I have to do something right now to stop this. Lying down is not an option – that would seem like an invitation. Unfortunately standing up isn’t an option either, because my legs have gone to sleep. So I do the only thing I can think of doing: I roll on to my front and start crawling up the hill to get away from him.
‘Bez had better not be Polish for “cat sick”,’ I call over my shoulder. Then, just in case I haven’t fully smashed up the romantic atmosphere, I add, ‘Take me to the vegetarian sausages … I want a sausage!’
Oh, God. He’s still watching me, all brooding and serious. Who does he think he is? Heathcliff?
So I hit him with my final passion-killer. ‘Hurry up, Fab. I need a wee.’
Immediately, he jumps to his feet. ‘Let’s go.’
And the kissing vibe is not only dead – it’s been trampled on and kicked into the nearest blackberry bush.
TWENTY-FIVE
At the barbecue, a deckchair’s been reserved for me. I sit next to Fab’s mum, work my way through my cheese and leek sausages and watch Fab.
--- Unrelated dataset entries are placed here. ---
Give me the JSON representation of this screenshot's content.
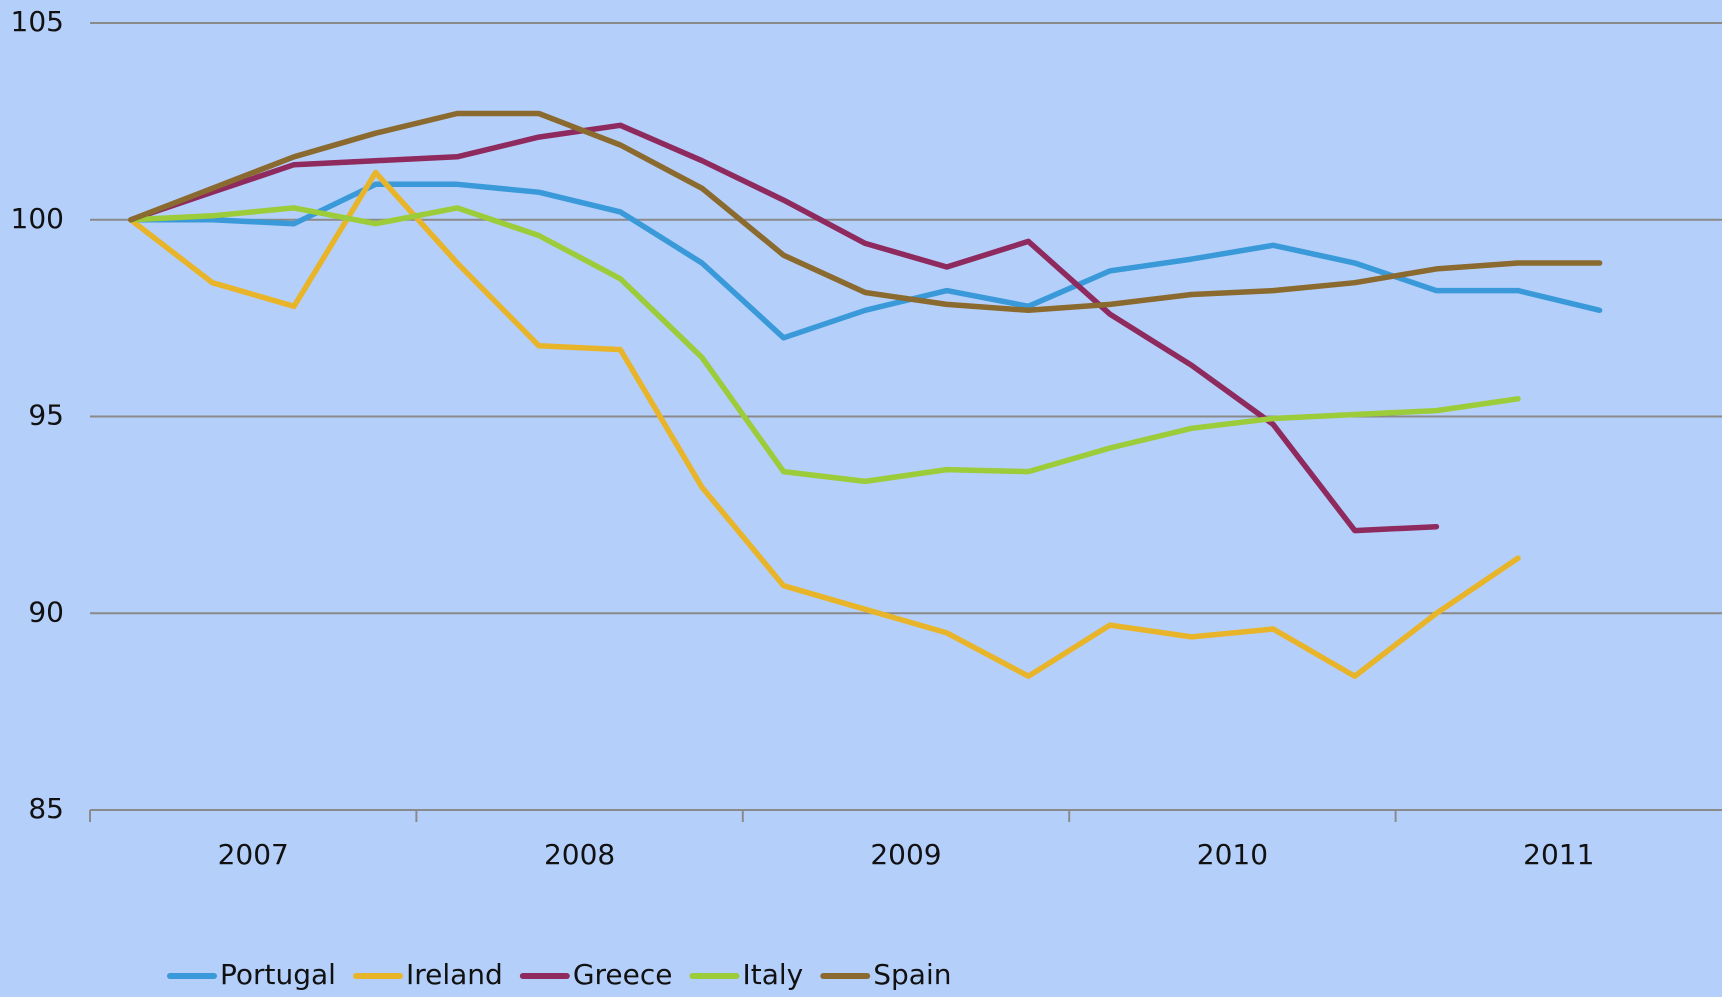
{
  "chart_data": {
    "type": "line",
    "categories": [
      "2007",
      null,
      null,
      null,
      "2008",
      null,
      null,
      null,
      "2009",
      null,
      null,
      null,
      "2010",
      null,
      null,
      null,
      "2011",
      null,
      null,
      null
    ],
    "series": [
      {
        "name": "Portugal",
        "color": "#3a9ad9",
        "values": [
          100,
          100,
          99.9,
          100.9,
          100.9,
          100.7,
          100.2,
          98.9,
          97.0,
          97.7,
          98.2,
          97.8,
          98.7,
          99.0,
          99.35,
          98.9,
          98.2,
          98.2,
          97.7,
          null
        ]
      },
      {
        "name": "Ireland",
        "color": "#e8b52a",
        "values": [
          100,
          98.4,
          97.8,
          101.2,
          98.9,
          96.8,
          96.7,
          93.2,
          90.7,
          90.1,
          89.5,
          88.4,
          89.7,
          89.4,
          89.6,
          88.4,
          90.0,
          91.4,
          null,
          null
        ]
      },
      {
        "name": "Greece",
        "color": "#8e2a5e",
        "values": [
          100,
          100.7,
          101.4,
          101.5,
          101.6,
          102.1,
          102.4,
          101.5,
          100.5,
          99.4,
          98.8,
          99.45,
          97.6,
          96.3,
          94.8,
          92.1,
          92.2,
          null,
          null,
          null
        ]
      },
      {
        "name": "Italy",
        "color": "#9ccc3a",
        "values": [
          100,
          100.1,
          100.3,
          99.9,
          100.3,
          99.6,
          98.5,
          96.5,
          93.6,
          93.35,
          93.65,
          93.6,
          94.2,
          94.7,
          94.95,
          95.05,
          95.15,
          95.45,
          null,
          null
        ]
      },
      {
        "name": "Spain",
        "color": "#8a6a2e",
        "values": [
          100,
          100.8,
          101.6,
          102.2,
          102.7,
          102.7,
          101.9,
          100.8,
          99.1,
          98.15,
          97.85,
          97.7,
          97.85,
          98.1,
          98.2,
          98.4,
          98.75,
          98.9,
          98.9,
          null
        ]
      }
    ],
    "ylim": [
      85,
      105
    ],
    "yticks": [
      85,
      90,
      95,
      100,
      105
    ],
    "grid": true,
    "legend": "bottom"
  }
}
Unlike most people our age, Fab doesn’t change when he’s around different people. He behaves in exactly the same way with Miss Caudle, Peggy, the Hoggers and, it appears, his family. Just like at college, he runs around organising and helping people, and occasionally doing something loud and embarrassing. At one point, he goes to fetch me some ketchup, a journey that takes a couple of minutes, and in this time he holds his niece upside down, turns the meat on the barbecue, stuffs some leaves down his uncle’s top and sings a couple of lines of ‘I Like to Move It’ at the top of his voice, startling a couple who are walking their golden retriever.
Eventually, Fab settles next to me with a plate heaving with kebabs and salad, and he gives me the low-down on his family.
‘That girl with the pink coat is my niece, Paulina. She is seven and can do five cartwheels in a row. And that is Simon.’ Fab points at a man frowning into the coals of the barbecue, tongs clasped in his hand. ‘He is a British farmer going out with my cousin, Julia.’ Next Fab nods at a boy sitting on a rug and sipping a bottle of Tyskie beer. ‘Filip,’ he says. ‘He is on holiday from university, where he studies stones.’